A autoridade fiscal identificou que o aditivo em questão corresponde a um inibidor de oxidação à base de produto fenólico, próprio para ser adicionado a um líquido (biodiesel) utilizado para os mesmos fins que os óleos minerais, enquadrando-se na posição 38.11.

Análise Técnica da Classificação

Na análise detalhada, a Receita Federal aplicou metodicamente as regras de classificação:

  1. Pela RGI 1, determinou o enquadramento na posição 38.11 com base no texto da posição;
  2. Pela RGI 6, identificou a subposição de primeiro nível 3811.90 (“Outros”), por exclusão das subposições relativas a preparações antidetonantes e aditivos para óleos lubrificantes;
  3. Pela RGC 1, definiu o item 3811.90.90, também residual (“Outros”), por não se tratar de “dispersantes sem cinzas, para óleos de petróleo combustíveis”.

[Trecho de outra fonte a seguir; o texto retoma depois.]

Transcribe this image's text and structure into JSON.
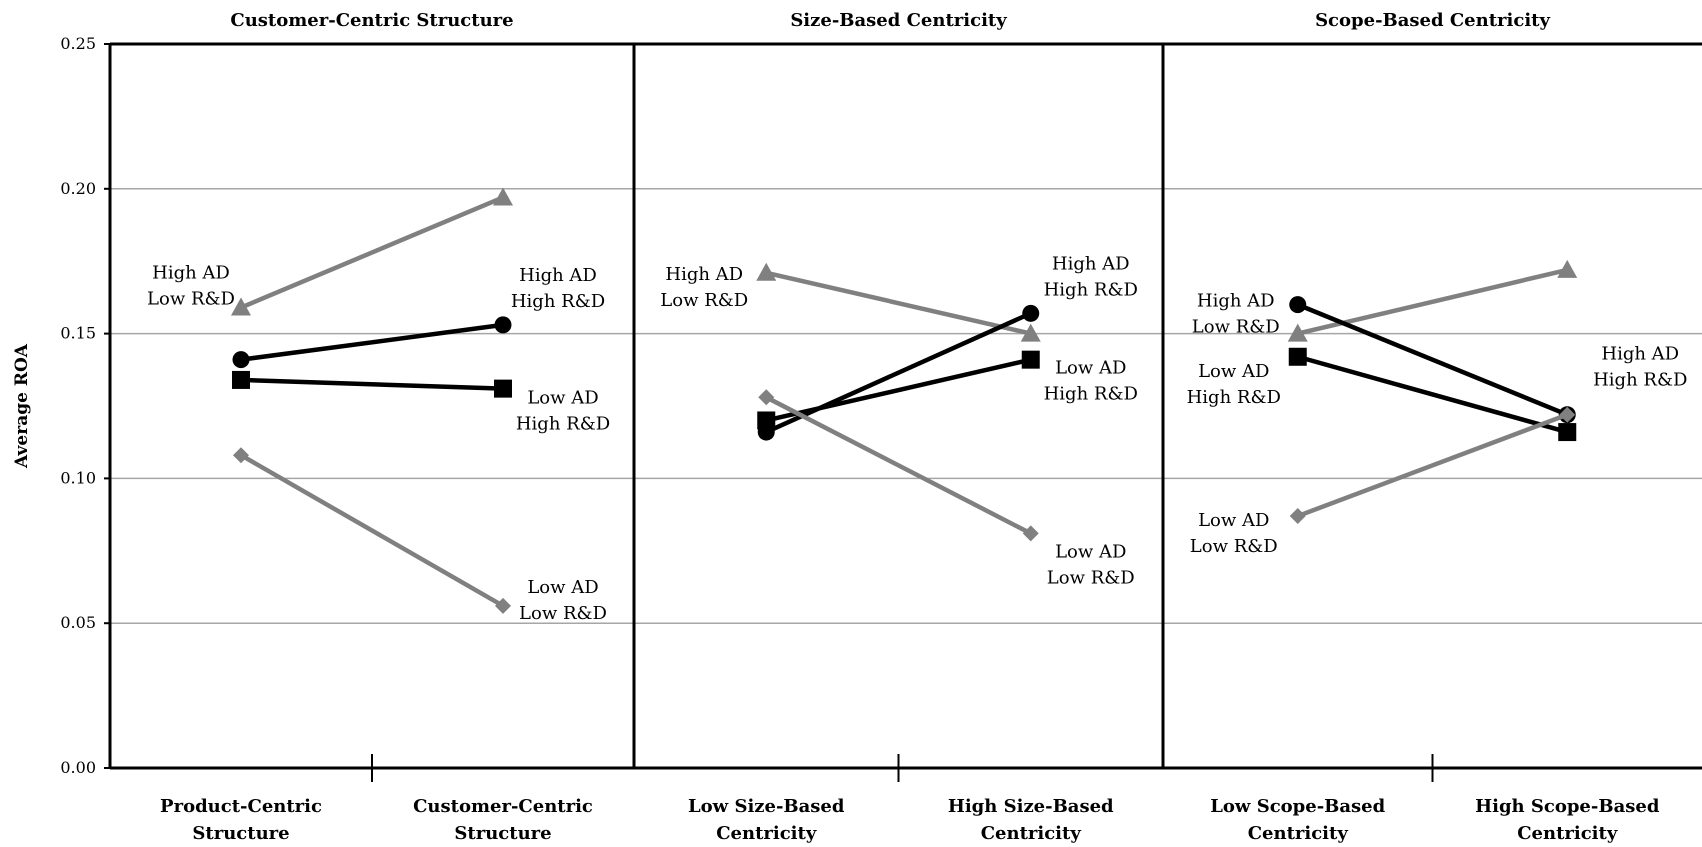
{
  "chart_data": {
    "type": "line",
    "ylabel": "Average ROA",
    "ylim": [
      0,
      0.25
    ],
    "yticks": [
      "0.00",
      "0.05",
      "0.10",
      "0.15",
      "0.20",
      "0.25"
    ],
    "grid": true,
    "series_styles": {
      "high_ad_low_rd": {
        "color": "#808080",
        "marker": "triangle"
      },
      "high_ad_high_rd": {
        "color": "#000000",
        "marker": "circle"
      },
      "low_ad_high_rd": {
        "color": "#000000",
        "marker": "square"
      },
      "low_ad_low_rd": {
        "color": "#808080",
        "marker": "diamond"
      }
    },
    "panels": [
      {
        "title": "Customer-Centric Structure",
        "categories": [
          [
            "Product-Centric",
            "Structure"
          ],
          [
            "Customer-Centric",
            "Structure"
          ]
        ],
        "series": [
          {
            "key": "high_ad_low_rd",
            "values": [
              0.159,
              0.197
            ]
          },
          {
            "key": "high_ad_high_rd",
            "values": [
              0.141,
              0.153
            ]
          },
          {
            "key": "low_ad_high_rd",
            "values": [
              0.134,
              0.131
            ]
          },
          {
            "key": "low_ad_low_rd",
            "values": [
              0.108,
              0.056
            ]
          }
        ],
        "annotations": [
          {
            "lines": [
              "High AD",
              "Low R&D"
            ]
          },
          {
            "lines": [
              "High AD",
              "High R&D"
            ]
          },
          {
            "lines": [
              "Low AD",
              "High R&D"
            ]
          },
          {
            "lines": [
              "Low AD",
              "Low R&D"
            ]
          }
        ]
      },
      {
        "title": "Size-Based Centricity",
        "categories": [
          [
            "Low Size-Based",
            "Centricity"
          ],
          [
            "High Size-Based",
            "Centricity"
          ]
        ],
        "series": [
          {
            "key": "high_ad_low_rd",
            "values": [
              0.171,
              0.15
            ]
          },
          {
            "key": "high_ad_high_rd",
            "values": [
              0.116,
              0.157
            ]
          },
          {
            "key": "low_ad_high_rd",
            "values": [
              0.12,
              0.141
            ]
          },
          {
            "key": "low_ad_low_rd",
            "values": [
              0.128,
              0.081
            ]
          }
        ],
        "annotations": [
          {
            "lines": [
              "High AD",
              "Low R&D"
            ]
          },
          {
            "lines": [
              "High AD",
              "High R&D"
            ]
          },
          {
            "lines": [
              "Low AD",
              "High R&D"
            ]
          },
          {
            "lines": [
              "Low AD",
              "Low R&D"
            ]
          }
        ]
      },
      {
        "title": "Scope-Based Centricity",
        "categories": [
          [
            "Low Scope-Based",
            "Centricity"
          ],
          [
            "High Scope-Based",
            "Centricity"
          ]
        ],
        "series": [
          {
            "key": "high_ad_low_rd",
            "values": [
              0.15,
              0.172
            ]
          },
          {
            "key": "high_ad_high_rd",
            "values": [
              0.16,
              0.122
            ]
          },
          {
            "key": "low_ad_high_rd",
            "values": [
              0.142,
              0.116
            ]
          },
          {
            "key": "low_ad_low_rd",
            "values": [
              0.087,
              0.122
            ]
          }
        ],
        "annotations": [
          {
            "lines": [
              "High AD",
              "Low R&D"
            ]
          },
          {
            "lines": [
              "High AD",
              "High R&D"
            ]
          },
          {
            "lines": [
              "Low AD",
              "High R&D"
            ]
          },
          {
            "lines": [
              "Low AD",
              "Low R&D"
            ]
          }
        ]
      }
    ]
  }
}
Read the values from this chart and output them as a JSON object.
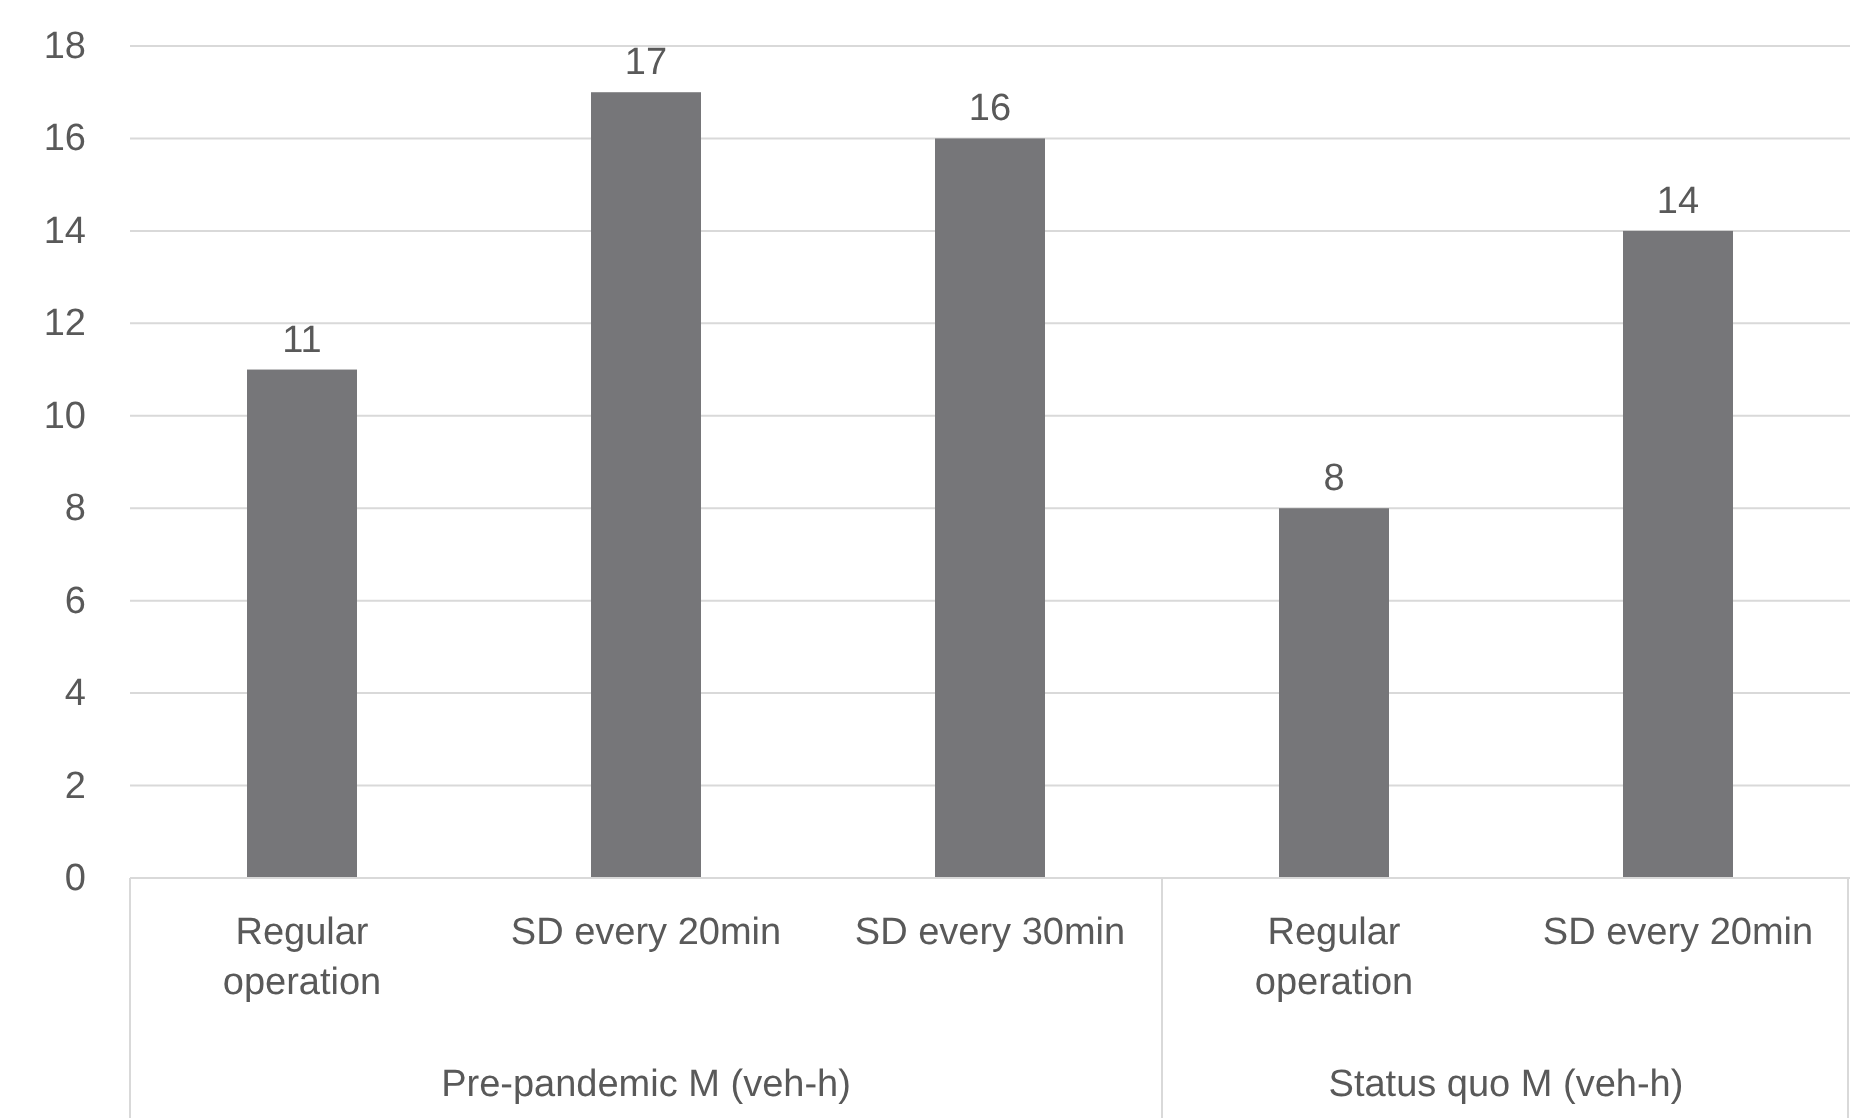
{
  "chart_data": {
    "type": "bar",
    "categories": [
      "Regular operation",
      "SD every 20min",
      "SD every 30min",
      "Regular operation",
      "SD every 20min"
    ],
    "values": [
      11,
      17,
      16,
      8,
      14
    ],
    "color": "#767679",
    "data_labels": true,
    "ylim": [
      0,
      18
    ],
    "yticks": [
      0,
      2,
      4,
      6,
      8,
      10,
      12,
      14,
      16,
      18
    ],
    "grid": "y",
    "annotations": [
      "Pre-pandemic M (veh-h)",
      "Status quo M (veh-h)"
    ]
  }
}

A RFB também esclareceu por que a mercadoria não poderia ser classificada em outras posições mencionadas pelo consulente:

  • Posição 21.06 (Preparações alimentícias): destinada a produtos para alimentação humana, o que não é o caso do aditivo em questão;
  • Posição 38.24 (Produtos químicos não especificados): por ser uma posição residual, não aplicável quando há uma posição específica (38.11).

A classificação fiscal de aditivos antioxidantes para biodiesel baseou-se substancialmente nas características técnicas do produto e sua aplicação específica.

Impactos Práticos

Esta Solução de Consulta traz importantes consequências para os contribuintes que atuam no segmento de aditivos para biocombustíveis:

Uniformiza o tratamento tributário e aduaneiro para os aditivos antioxidantes para biodiesel à base de produtos fenólicos, proporcionando segurança jurídica nas operações comerciais;

Afeta diretamente o cálculo de tributos federais, como Imposto de Importação, IPI, PIS/Pasep e Cofins-Importação, especialmente nas operações de comércio exterior;

Orienta fabricantes e importadores quanto à correta declaração desses produtos nos sistemas de controle aduaneiro, como o Siscomex;

Permite a adequada aplicação de tratamentos tributários diferenciados, quando existentes, para produtos desta natureza.

Para empresas do setor de biodiesel, a definição clara da classificação fiscal de aditivos antioxidantes para biodiesel facilita o planejamento tributário e a conformidade nas operações de importação e comercialização destes insumos.

Considerações Finais

A Solução de Consulta Cosit nº 98.328 representa um importante precedente para a classificação fiscal de aditivos antioxidantes para biodiesel e outros biocombustíveis. Ao consolidar o entendimento de que estes produtos se enquadram na posição 38.11, específica para aditivos de combustíveis, a Receita Federal contribui para a segurança jurídica nas operações envolvendo estes insumos.

É fundamental que os contribuintes observem os fundamentos desta decisão ao classificarem produtos semelhantes, atentando para as características técnicas e finalidade de uso dos aditivos. Vale ressaltar que a classificação correta é essencial não apenas para o cumprimento da legislação tributária, mas também para evitar autuações e penalidades relacionadas ao comércio exterior.

Para outros tipos de aditivos para biocombustíveis, é recomendável uma análise específica das características técnicas e da finalidade de cada produto, eventualmente solicitando uma consulta formal à Receita Federal em caso de dúvidas persistentes.

Empresas que atuam no segmento devem manter-se atualizadas quanto às mudanças na legislação aduaneira e tributária relacionada à classificação fiscal de aditivos antioxidantes para biodiesel e outros insumos para biocombustíveis, garantindo a conformidade de suas operações.